Remédios ficam mais caros em abril: saiba como economizar

Foto: Reprodução/ Marcello Casal jr/Agência Brasil

Novos preços passam a valer a partir do dia 1º de abril e podem subir entre 1,9% e 4,6%, segundo estimativas. O cenário econômico para o setor farmacêutico em 2026 aponta para uma atualização nos preços dos remédios. Esse reajuste exigirá cautela e organização por parte dos consumidores brasileiros. Estimativas feitas a partir dos indicadores da Câmara de Regulação do Mercado de Medicamentos (CMED) apontam que o reajuste de medicamentos pode variar entre 1,9% e 4,6% a partir do anúncio do reajuste, que será feito nas próximas semanas e vale a partir de 1º de abril.

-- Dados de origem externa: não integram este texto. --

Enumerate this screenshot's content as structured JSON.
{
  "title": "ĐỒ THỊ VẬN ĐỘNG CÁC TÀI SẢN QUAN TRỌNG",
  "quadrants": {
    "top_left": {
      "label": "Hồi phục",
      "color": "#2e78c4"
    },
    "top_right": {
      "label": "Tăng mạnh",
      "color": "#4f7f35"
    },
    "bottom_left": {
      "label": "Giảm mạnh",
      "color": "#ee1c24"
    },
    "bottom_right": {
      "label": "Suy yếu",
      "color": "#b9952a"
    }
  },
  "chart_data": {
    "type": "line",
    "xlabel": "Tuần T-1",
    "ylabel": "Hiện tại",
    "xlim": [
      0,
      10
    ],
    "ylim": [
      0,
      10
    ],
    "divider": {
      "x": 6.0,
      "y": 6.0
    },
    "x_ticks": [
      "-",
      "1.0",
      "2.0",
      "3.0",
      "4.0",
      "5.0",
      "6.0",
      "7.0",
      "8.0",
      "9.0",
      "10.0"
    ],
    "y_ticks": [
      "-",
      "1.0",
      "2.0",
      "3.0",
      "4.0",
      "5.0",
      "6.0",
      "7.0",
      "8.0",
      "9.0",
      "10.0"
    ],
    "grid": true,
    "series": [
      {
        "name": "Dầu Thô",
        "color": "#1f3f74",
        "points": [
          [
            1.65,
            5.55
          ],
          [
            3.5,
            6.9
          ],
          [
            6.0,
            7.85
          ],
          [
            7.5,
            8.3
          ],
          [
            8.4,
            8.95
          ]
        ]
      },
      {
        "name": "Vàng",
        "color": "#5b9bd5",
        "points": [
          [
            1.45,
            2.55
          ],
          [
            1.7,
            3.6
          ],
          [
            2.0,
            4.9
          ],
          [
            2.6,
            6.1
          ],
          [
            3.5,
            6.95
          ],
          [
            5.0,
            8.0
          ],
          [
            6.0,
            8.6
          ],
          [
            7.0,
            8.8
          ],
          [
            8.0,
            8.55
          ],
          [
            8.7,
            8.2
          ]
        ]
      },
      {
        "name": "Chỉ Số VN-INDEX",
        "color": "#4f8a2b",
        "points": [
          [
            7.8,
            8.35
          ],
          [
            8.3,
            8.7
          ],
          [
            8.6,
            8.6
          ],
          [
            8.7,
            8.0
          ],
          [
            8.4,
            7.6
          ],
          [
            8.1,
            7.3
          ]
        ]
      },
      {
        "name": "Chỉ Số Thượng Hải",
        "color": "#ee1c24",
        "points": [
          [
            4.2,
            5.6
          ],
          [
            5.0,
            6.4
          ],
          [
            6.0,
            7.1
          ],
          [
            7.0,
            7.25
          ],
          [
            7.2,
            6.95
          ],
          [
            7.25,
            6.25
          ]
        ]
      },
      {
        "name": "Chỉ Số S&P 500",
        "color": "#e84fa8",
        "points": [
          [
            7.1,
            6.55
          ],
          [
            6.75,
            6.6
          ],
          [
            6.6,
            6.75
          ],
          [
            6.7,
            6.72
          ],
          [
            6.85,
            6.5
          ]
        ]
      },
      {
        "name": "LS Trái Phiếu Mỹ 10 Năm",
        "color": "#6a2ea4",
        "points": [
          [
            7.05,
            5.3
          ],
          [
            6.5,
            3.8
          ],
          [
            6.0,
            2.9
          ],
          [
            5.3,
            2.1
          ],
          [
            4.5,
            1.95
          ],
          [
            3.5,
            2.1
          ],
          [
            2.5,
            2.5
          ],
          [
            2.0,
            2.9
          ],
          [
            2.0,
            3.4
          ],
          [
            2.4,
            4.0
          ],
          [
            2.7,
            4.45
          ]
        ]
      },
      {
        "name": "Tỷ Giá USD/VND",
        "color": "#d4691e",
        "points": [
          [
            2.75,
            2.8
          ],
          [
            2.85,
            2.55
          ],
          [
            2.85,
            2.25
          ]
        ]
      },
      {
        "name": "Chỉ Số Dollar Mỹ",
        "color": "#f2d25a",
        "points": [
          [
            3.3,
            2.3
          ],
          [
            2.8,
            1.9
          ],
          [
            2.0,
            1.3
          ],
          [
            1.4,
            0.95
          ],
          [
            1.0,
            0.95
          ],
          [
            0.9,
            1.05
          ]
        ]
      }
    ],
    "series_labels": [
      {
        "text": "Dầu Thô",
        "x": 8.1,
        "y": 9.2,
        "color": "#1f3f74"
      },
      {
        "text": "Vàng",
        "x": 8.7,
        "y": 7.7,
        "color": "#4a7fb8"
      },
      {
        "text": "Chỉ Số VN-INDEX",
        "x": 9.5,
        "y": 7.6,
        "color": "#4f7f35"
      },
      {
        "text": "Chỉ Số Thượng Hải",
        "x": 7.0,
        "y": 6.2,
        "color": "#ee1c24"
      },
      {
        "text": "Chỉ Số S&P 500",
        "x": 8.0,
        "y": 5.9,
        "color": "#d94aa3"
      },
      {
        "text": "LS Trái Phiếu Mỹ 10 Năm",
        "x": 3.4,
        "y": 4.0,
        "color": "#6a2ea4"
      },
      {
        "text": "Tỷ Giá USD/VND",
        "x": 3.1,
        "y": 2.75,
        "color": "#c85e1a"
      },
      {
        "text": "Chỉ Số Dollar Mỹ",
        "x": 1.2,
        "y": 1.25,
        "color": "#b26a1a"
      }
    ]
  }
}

O governo federal autoriza o reajuste anual no preço dos medicamentos com base na análise e autorização da CMED. Uma série de fatores regulatórios e econômicos determina a variação dos índices. Medicamentos de nível um, com maior concorrência, tendem a apresentar as menores variações, enquanto outros segmentos podem se aproximar do teto projetado. A possível variação entre 1,9% e 4,6% poderia superar a inflação dos últimos 12 meses no Brasil, que foi de 4,44%, segundo o Índice de Preços ao Consumidor Amplo (IPCA). 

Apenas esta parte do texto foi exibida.